Nazione Futura Rivista

Abbonati alla rivista

Orbán Balázs magyar jogász, politológus, okleveles kodifikátor, egyetemi oktató, kutató, intézetigazgató, politikus, miniszterhelyettes, parlamenti és stratégiai államtitkár.

Balázs Orbán è una delle personalità più influenti della politica ungherese, direttore politico del Primo ministro  Viktor Orbán, è stato viceministro e segretario di Stato, oltre ad essere presidente del consiglio di amministrazione del Mathias Corvinus Collegium, principale collegio universitario ungherese.

L’anno prossimo si terranno le elezioni in Ungheria. Pensa che Viktor Orbán  possa vincere ancora? O sarà più difficile questa volta che in passato?

Siamo fiduciosi. Viktor Orbán è nella politica ungherese da più di trent’anni, di cui metà al governo, quindi sappiamo che tutto può succedere in qualsiasi momento. In ogni caso, i media liberal occidentali già si aspettano un cambio di governo, mentre da anni si parla della fine della democrazia in Ungheria. In effetti, la sinistra supera sempre facilmente tali contraddizioni logiche. Le elezioni, ovviamente, saranno libere ed eque, e ci aspettiamo di batterli di nuovo in una competizione così aperta. Ci sono diversi argomenti forti che alimentano il nostro ottimismo. Nonostante la pandemia, l’economia ungherese sta andando bene. Aiutiamo il più possibile i giovani, le famiglie, i lavoratori a basso reddito e i pensionati in difficoltà.
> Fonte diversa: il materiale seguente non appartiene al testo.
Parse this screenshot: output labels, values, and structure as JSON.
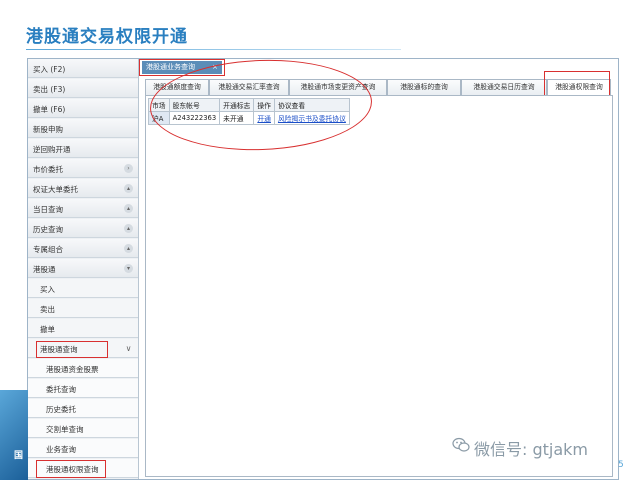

Per quanto riguarda gli attacchi dall’estero, invece di indebolire la cooperazione tra gli ungheresi, la rafforzano, sia in termini di pressioni dell’UE sull’immigrazione illegale che di promozione coercitiva del tema LGBTQ nelle scuole. Né è sfuggito agli elettori che le forze dell’opposizione di sinistra rappresentano la politica pre-2010 che alla fine ha mandato in bancarotta l’Ungheria. Cos’altro potrebbero aspettarsi gli elettori da una coalizione senza principi in cui le forze post-comuniste e altre liberal formano un’alleanza con Jobbik, un partito che si impegna in una propaganda apertamente antisemita?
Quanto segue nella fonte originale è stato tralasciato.